Android-Amazon music deal should worry Apple, analyst says
'Winning combination' will put pressure on Apple and iTunes
Computerworld - The new partnership that puts Amazon.com Inc.'s MP3 music store on T-Mobile's Google Android-powered G1 smart phone should worry Apple Inc., an analyst said today.
T-Mobile Inc. announced the G1 today, and it will ship the phone, which runs Google Inc.'s Android operating system, on Oct. 22 for $179 with a two-year contract.
Also today, Amazon said that it had partnered with the mobile carrier and will provide a G1-customized version of its online music store on the smart phone.
Amazon's MP3 store competes with iTunes, Apple's iconic music mart, but it sells only DRM-free tunes, or tracks that are not locked by digital rights management antipiracy software. Meanwhile, most of the tracks sold by Apple feature DRM protection.

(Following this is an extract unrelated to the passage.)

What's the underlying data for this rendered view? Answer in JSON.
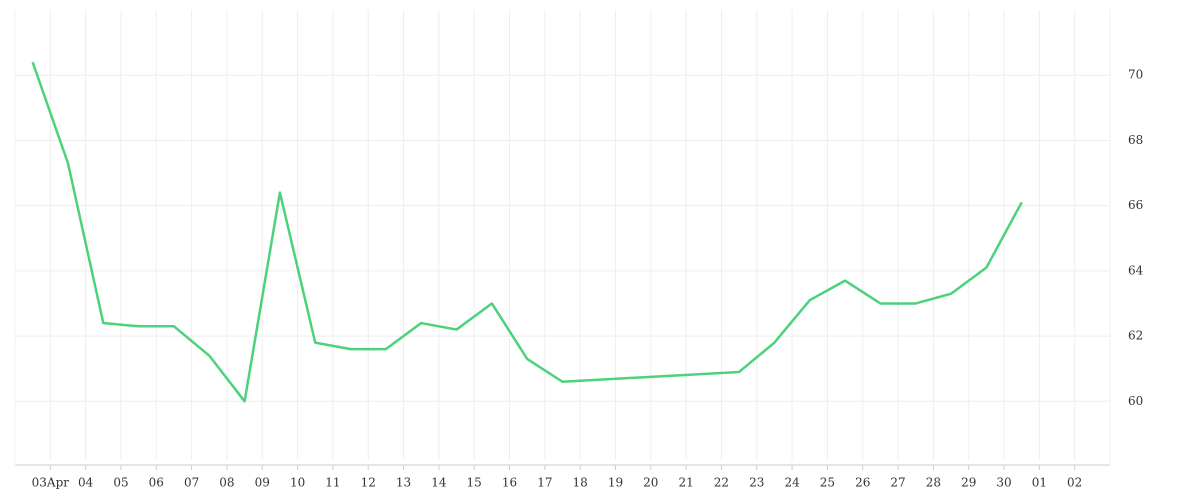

Amazon also undercuts Apple's pricing, selling the store's 100 best-selling songs for 89 cents each. All tracks on iTunes cost 99 cents each.
"Apple should certainly be worried," said Aram Sinnreich, a media analyst at Radar Research. "It's relied on the walled-garden approach with iTunes," he added, talking about Apple's locking the popular iPod to iTunes. "That's OK, as long as no one knows their butt from their elbow."
Calling the T-Mobile-Amazon partnership "a winning combination," Sinnreich pointed out two reasons why he's impressed with Amazon's music store. "It's gotten some real market share, and it's really been an important force in moving the industry away from DRM," he said.
G1 users will be able to search and browse Amazon's 6-million-track catalog over T-Mobile's mobile data network, as well as listen to track samples and purchase MP3s. To download tunes, however, the G1 must be within range of a Wi-Fi signal.
Apple's iPhone -- the device to which the G1 is most often compared -- also allows music downloading only when it has a wireless signal.
Sinnreich didn't see the inability of the G1 to download tracks over the mobile network as a problem. "Over-the-air download can't be a very viable business model," he said. "There's just not enough upside to warrant the bandwidth expense." Instead, he's looking for the next step in portable music.
"What has to happen is that the product model has to evolve to the next phase, and that's subscriptions," Sinnreich said.
Nokia Corp., for instance, offers a service dubbed "Comes With Music" that offers free unlimited music downloads with some phones. The concept has also been tied to Apple in off-and-on rumors, including ones that circulated earlier this year.
Although Sinnreich remains pessimistic that Apple will take the subscription step, he's more upbeat when the topic turns to Android-based phones, primarily because the platform is open source.
"A move like this is more likely to happen on open source," argued Sinnreich, "because there's a larger community willing to take, and share, greater risks. Apple is all about making everything perfect, but that doesn't always translate into innovation."